Le plurilinguisme est donc plus que jamais nécessaire sous peine d’éclatement. Quel est le point commun entre le pays basque, la Catalogne et la Belgique ? Ils encerclent la France, certes, mais surtout, ces régions connaissent des déchirements linguistiques internes extrêmement forts. Quel serait le sens d’apprendre, dès le plus jeune âge, comme en France, l’anglais à tous les Belges, alors qu’ils doivent savoir d’abord le français et le flamand pour sauvegarder l’unité de leur pays ?

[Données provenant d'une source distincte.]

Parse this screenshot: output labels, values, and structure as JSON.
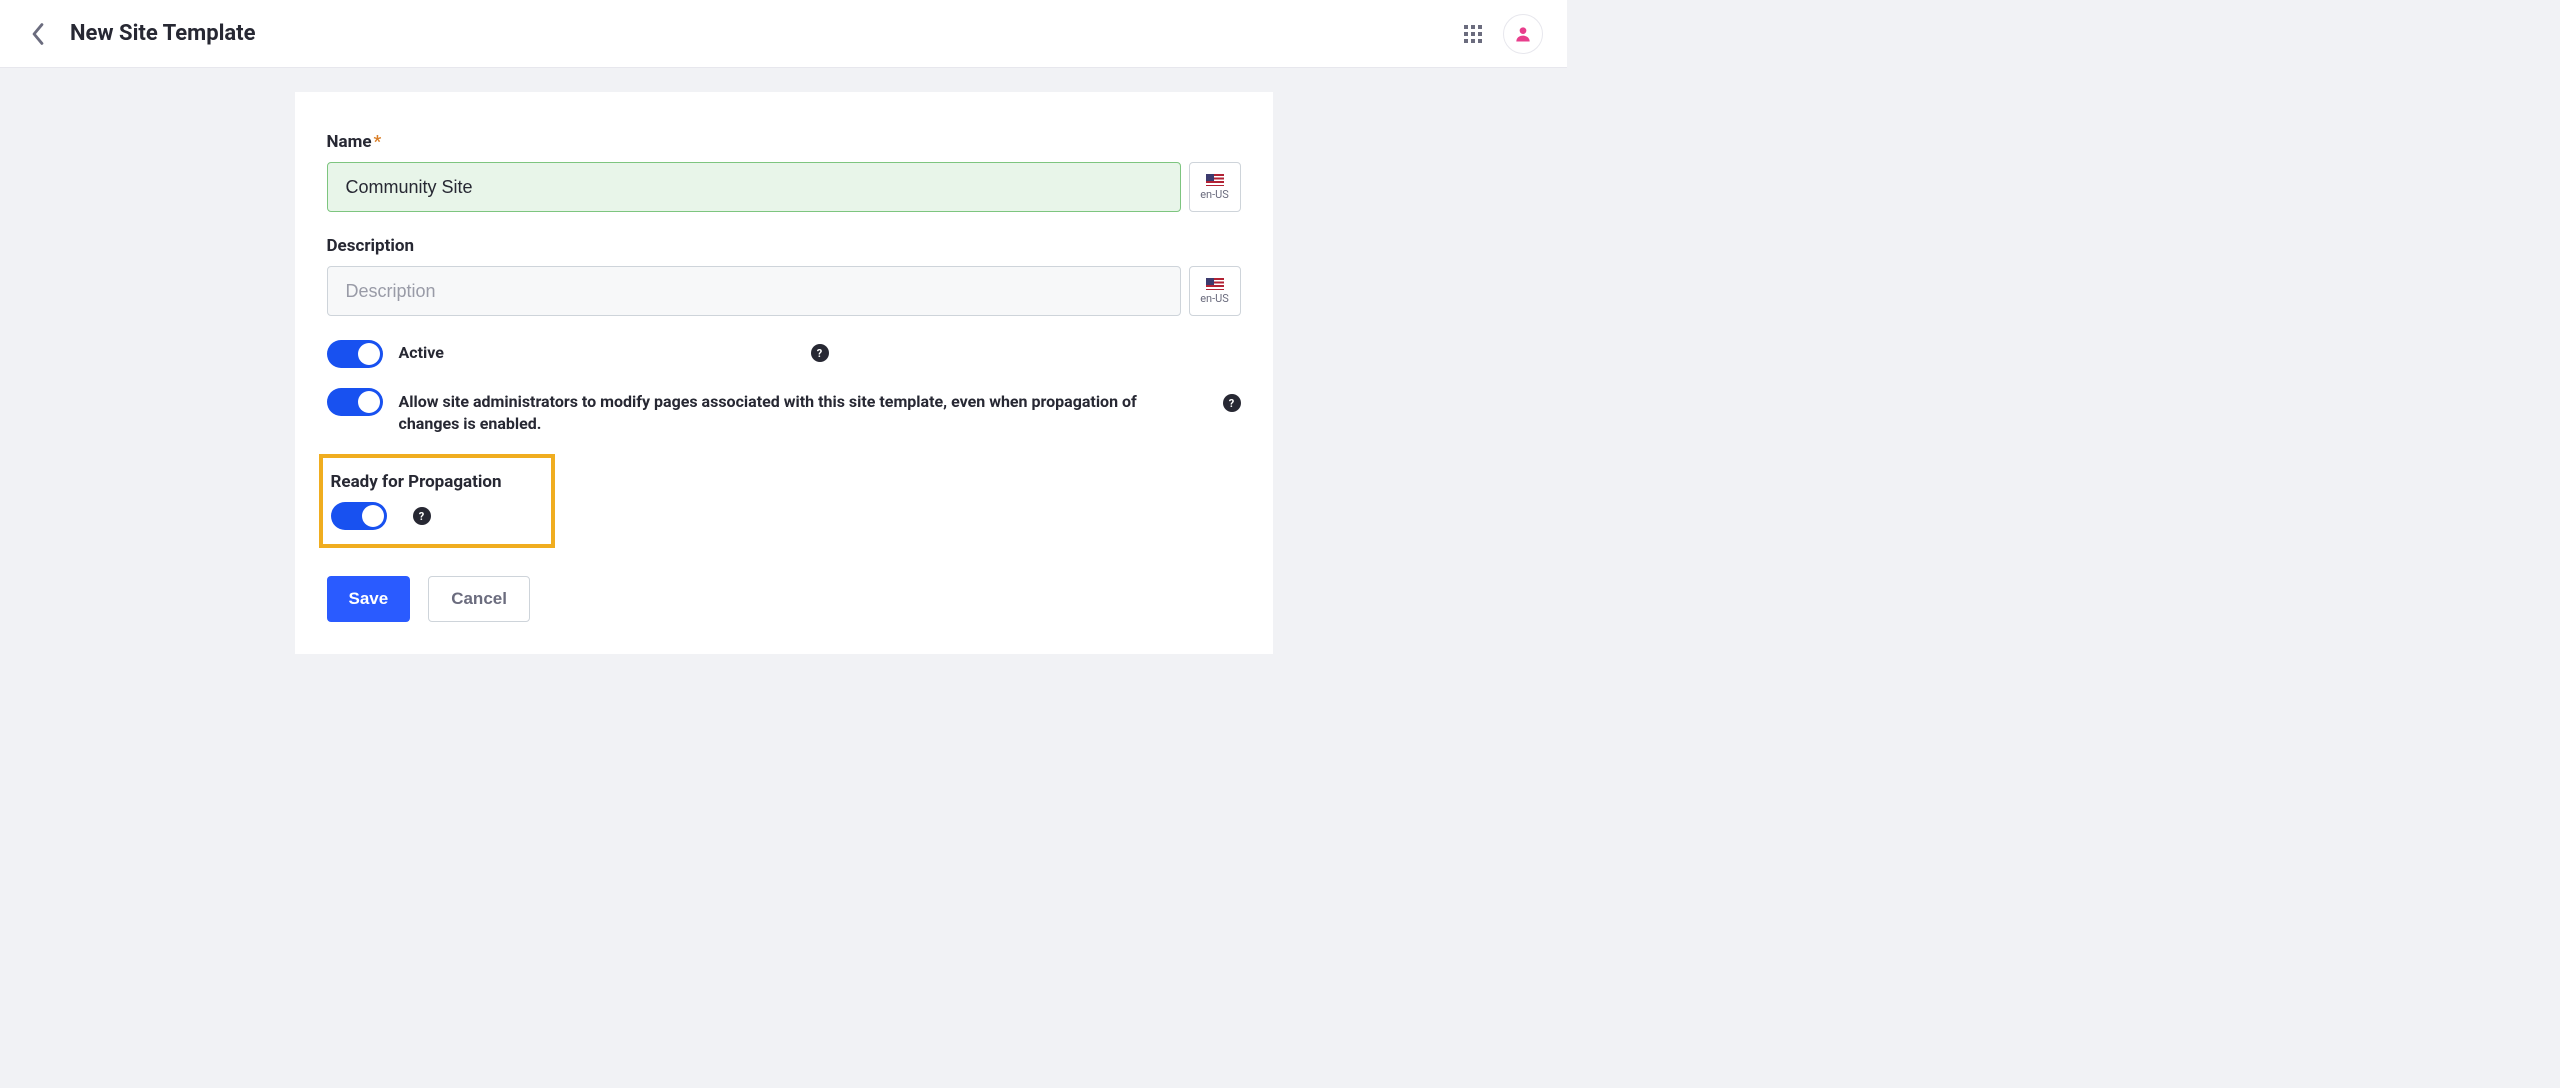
{
  "header": {
    "title": "New Site Template",
    "locale": "en-US"
  },
  "form": {
    "name_label": "Name",
    "name_value": "Community Site",
    "description_label": "Description",
    "description_placeholder": "Description",
    "active_label": "Active",
    "allow_modify_label": "Allow site administrators to modify pages associated with this site template, even when propagation of changes is enabled.",
    "propagation_label": "Ready for Propagation"
  },
  "buttons": {
    "save": "Save",
    "cancel": "Cancel"
  }
}
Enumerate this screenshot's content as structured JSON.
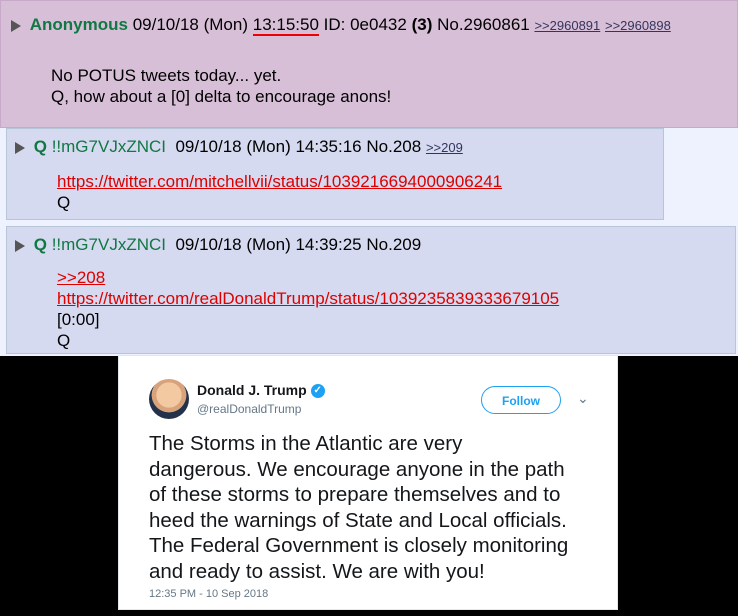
{
  "posts": [
    {
      "name": "Anonymous",
      "date": "09/10/18 (Mon)",
      "time": "13:15:50",
      "id_label": "ID: 0e0432",
      "id_count": "(3)",
      "number": "No.2960861",
      "replies": [
        ">>2960891",
        ">>2960898"
      ],
      "lines": [
        "No POTUS tweets today... yet.",
        "Q, how about a [0] delta to encourage anons!"
      ]
    },
    {
      "name": "Q",
      "tripcode": "!!mG7VJxZNCI",
      "datetime": "09/10/18 (Mon) 14:35:16",
      "number": "No.208",
      "replies": [
        ">>209"
      ],
      "link": "https://twitter.com/mitchellvii/status/1039216694000906241",
      "lines": [
        "Q"
      ]
    },
    {
      "name": "Q",
      "tripcode": "!!mG7VJxZNCI",
      "datetime": "09/10/18 (Mon) 14:39:25",
      "number": "No.209",
      "quote": ">>208",
      "link": "https://twitter.com/realDonaldTrump/status/1039235839333679105",
      "lines": [
        "[0:00]",
        "Q"
      ]
    }
  ],
  "tweet": {
    "display_name": "Donald J. Trump",
    "handle": "@realDonaldTrump",
    "follow_label": "Follow",
    "text_lines": [
      "The Storms in the Atlantic are very",
      "dangerous. We encourage anyone in the path",
      "of these storms to prepare themselves and to",
      "heed the warnings of State and Local officials.",
      "The Federal Government is closely monitoring",
      "and ready to assist. We are with you!"
    ],
    "timestamp": "12:35 PM - 10 Sep 2018",
    "accent": "#1da1f2"
  }
}
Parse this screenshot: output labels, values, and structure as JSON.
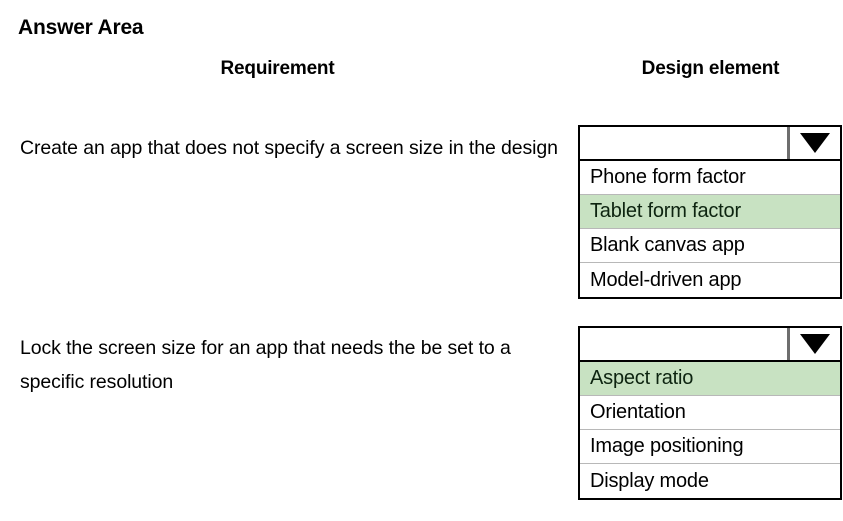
{
  "page": {
    "title": "Answer Area"
  },
  "columns": {
    "requirement_header": "Requirement",
    "design_header": "Design element"
  },
  "colors": {
    "highlight_green": "#c8e2c2",
    "highlight_text": "#0d2410",
    "border_black": "#000000",
    "separator_gray": "#b8b8b8",
    "divider_gray": "#6e6e6e"
  },
  "rows": [
    {
      "requirement": "Create an app that does not specify a screen size in the design",
      "dropdown": {
        "selected_value": "",
        "placeholder": "",
        "arrow_icon": "chevron-down-icon",
        "expanded": true,
        "options": [
          {
            "label": "Phone form factor",
            "selected": false
          },
          {
            "label": "Tablet form factor",
            "selected": true
          },
          {
            "label": "Blank canvas app",
            "selected": false
          },
          {
            "label": "Model-driven app",
            "selected": false
          }
        ]
      }
    },
    {
      "requirement": "Lock the screen size for an app that needs the be set to a specific resolution",
      "dropdown": {
        "selected_value": "",
        "placeholder": "",
        "arrow_icon": "chevron-down-icon",
        "expanded": true,
        "options": [
          {
            "label": "Aspect ratio",
            "selected": true
          },
          {
            "label": "Orientation",
            "selected": false
          },
          {
            "label": "Image positioning",
            "selected": false
          },
          {
            "label": "Display mode",
            "selected": false
          }
        ]
      }
    }
  ]
}
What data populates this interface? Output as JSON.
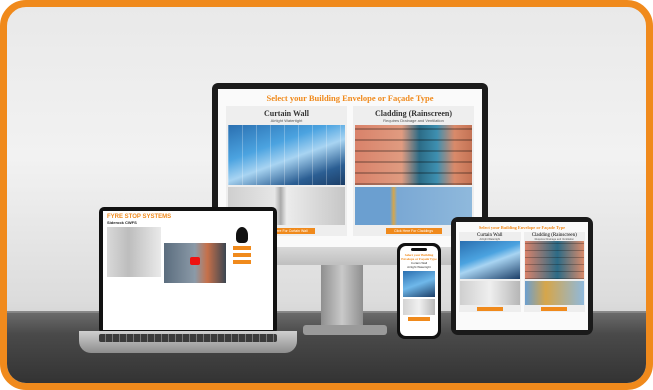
{
  "colors": {
    "accent": "#f08a1c",
    "frame": "#f08a1c"
  },
  "monitor": {
    "heading": "Select your Building Envelope or Façade Type",
    "columns": [
      {
        "title": "Curtain Wall",
        "subtitle": "Airtight Watertight",
        "button": "Click Here For Curtain Wall"
      },
      {
        "title": "Cladding (Rainscreen)",
        "subtitle": "Requires Drainage and Ventilation",
        "button": "Click Here For Claddings"
      }
    ]
  },
  "laptop": {
    "brand": "FYRE STOP SYSTEMS",
    "title": "Siderock CWFS"
  },
  "phone": {
    "heading": "Select your Building Envelope or Façade Type",
    "column_title": "Curtain Wall",
    "column_subtitle": "Airtight Watertight"
  },
  "tablet": {
    "heading": "Select your Building Envelope or Façade Type",
    "columns": [
      {
        "title": "Curtain Wall",
        "subtitle": "Airtight Watertight"
      },
      {
        "title": "Cladding (Rainscreen)",
        "subtitle": "Requires Drainage and Ventilation"
      }
    ]
  }
}
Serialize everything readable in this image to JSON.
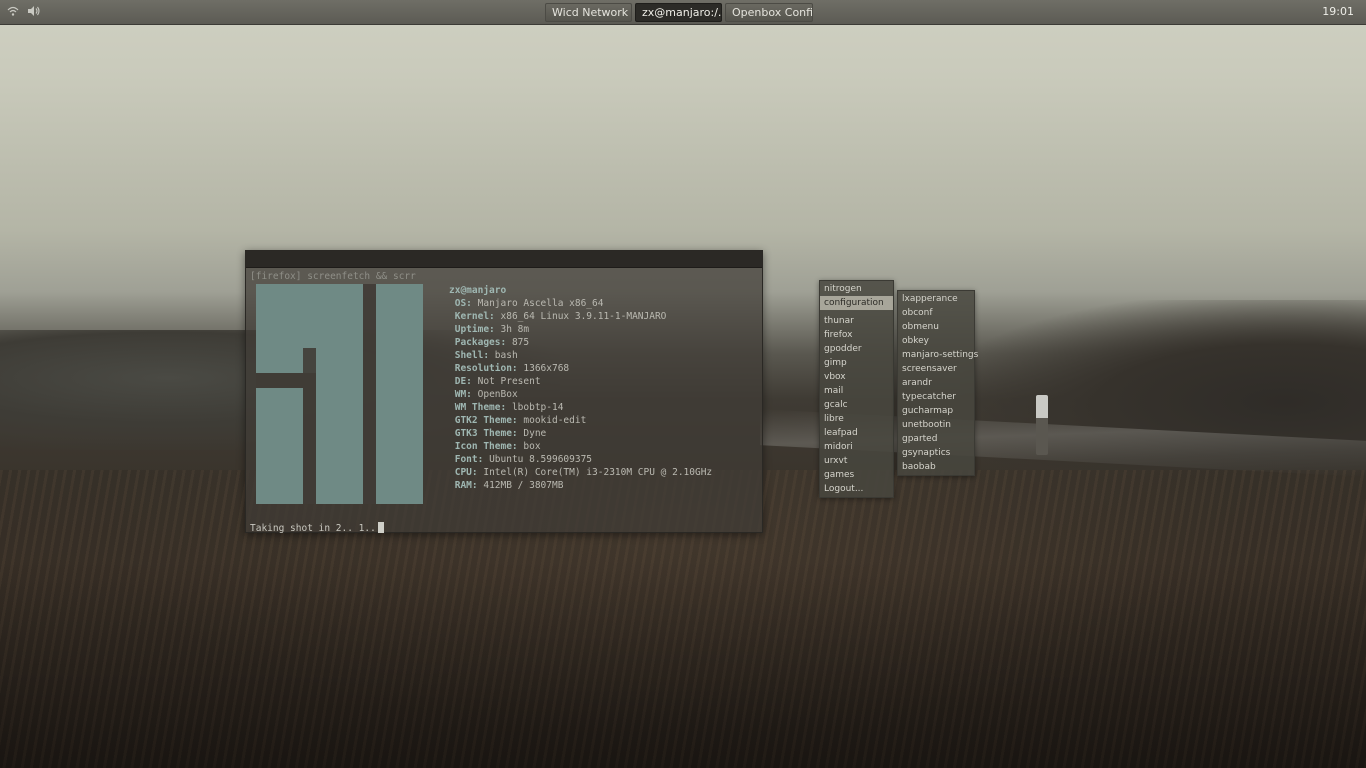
{
  "panel": {
    "tray_icons": [
      "wifi-icon",
      "speaker-icon"
    ],
    "tasks": [
      {
        "label": "Wicd Network ...",
        "active": false
      },
      {
        "label": "zx@manjaro:/...",
        "active": true
      },
      {
        "label": "Openbox Confi...",
        "active": false
      }
    ],
    "clock": "19:01"
  },
  "terminal": {
    "prompt": "[firefox] screenfetch && scrr",
    "user": "zx@manjaro",
    "info": [
      {
        "key": "OS:",
        "value": "Manjaro Ascella x86_64"
      },
      {
        "key": "Kernel:",
        "value": "x86_64 Linux 3.9.11-1-MANJARO"
      },
      {
        "key": "Uptime:",
        "value": "3h 8m"
      },
      {
        "key": "Packages:",
        "value": "875"
      },
      {
        "key": "Shell:",
        "value": "bash"
      },
      {
        "key": "Resolution:",
        "value": "1366x768"
      },
      {
        "key": "DE:",
        "value": "Not Present"
      },
      {
        "key": "WM:",
        "value": "OpenBox"
      },
      {
        "key": "WM Theme:",
        "value": "lbobtp-14"
      },
      {
        "key": "GTK2 Theme:",
        "value": "mookid-edit"
      },
      {
        "key": "GTK3 Theme:",
        "value": "Dyne"
      },
      {
        "key": "Icon Theme:",
        "value": "box"
      },
      {
        "key": "Font:",
        "value": "Ubuntu 8.599609375"
      },
      {
        "key": "CPU:",
        "value": "Intel(R) Core(TM) i3-2310M CPU @ 2.10GHz"
      },
      {
        "key": "RAM:",
        "value": "412MB / 3807MB"
      }
    ],
    "status": "Taking shot in 2.. 1.."
  },
  "menu_main": {
    "items_top": [
      "nitrogen",
      "configuration"
    ],
    "selected": "configuration",
    "items": [
      "thunar",
      "firefox",
      "gpodder",
      "gimp",
      "vbox",
      "mail",
      "gcalc",
      "libre",
      "leafpad",
      "midori",
      "urxvt",
      "games",
      "Logout..."
    ]
  },
  "menu_sub": {
    "items": [
      "lxapperance",
      "obconf",
      "obmenu",
      "obkey",
      "manjaro-settings",
      "screensaver",
      "arandr",
      "typecatcher",
      "gucharmap",
      "unetbootin",
      "gparted",
      "gsynaptics",
      "baobab"
    ]
  },
  "colors": {
    "logo": "#6f8a85",
    "panel": "#5c5b54",
    "terminal_key": "#9fb7b2"
  }
}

La défense offensive de la langue française ne saurait résulter de l’action seule de l’État. Des organisations de la vie civile et notamment du monde étudiant doivent prendre leur part au combat. À moins que les Français ne soient pas attachés à leur langue, auquel cas il n’y a qu’à laisser le travail aux Québécois ! Quelques initiatives heureuses, suffisamment rares pour être signalées se sont faites jour récemment : bien sûr, le Prix Jeune Cicéron du Discours Politique, d’une part, le projet de portail d’apprentissage du français, d’autre part, conduit par des étudiants de l’ESSEC et de Centrale et le Ministère des Affaires Étrangères (installez l’application facebook : http://apps.facebook.com/myfrenchconnection/index.php).

Dans ce combat pour promouvoir sa langue, la France n’est pas seule : elle a un espace francophone avec elle, espace divers et riche d’approches différentes de la langue. Que dire du Liban par exemple. À l’aune du voyage que j’ai eu le bonheur d’y effectuer, ceci : dans un pays pluriel et singulier comme le Liban, la langue est plurielle et singulière. Plurielle assurément : libanais, français et anglais cohabitent partout. Singulière car les Libanais développent des usages propres : le libanais est bien distinct du marocain ; le français du Liban a quelques particularités, on dit un cellulaire et non un portable, comme au Canada que les Libanais connaissent bien ; on dit je voyage demain pour je pars demain. On pourrait parler aussi de l’Afrique. Il y a deux Afrique francophones : l’Afrique Noire et le Maghreb. Les langues africaines se comptent par centaines et se jouent largement des frontières politiques : le français, comme l’anglais du reste, n’est la langue de personne, d’aucun groupe ethnique. Justement, n’étant la langue de personne, elle est la langue de tous. Pour le Maghreb, les choses sont différentes : le français fait corps avec les dialectes locaux. Le marocain est un mélange d’espagnol, d’arabe et de français. Le français de l’Afrique et ses apports sont ignorés chez nous, nous ignorons totalement la diversité et le dynamisme de la francophonie : qui connaît les auteurs francophones africains à part Senghor, qui connaît les usages africains du français, qui se soucie que le français disparaisse au Rwanda, remplacé par l’anglais, que le gouvernement de Madagascar pratique une politique profondément anti-francophone ?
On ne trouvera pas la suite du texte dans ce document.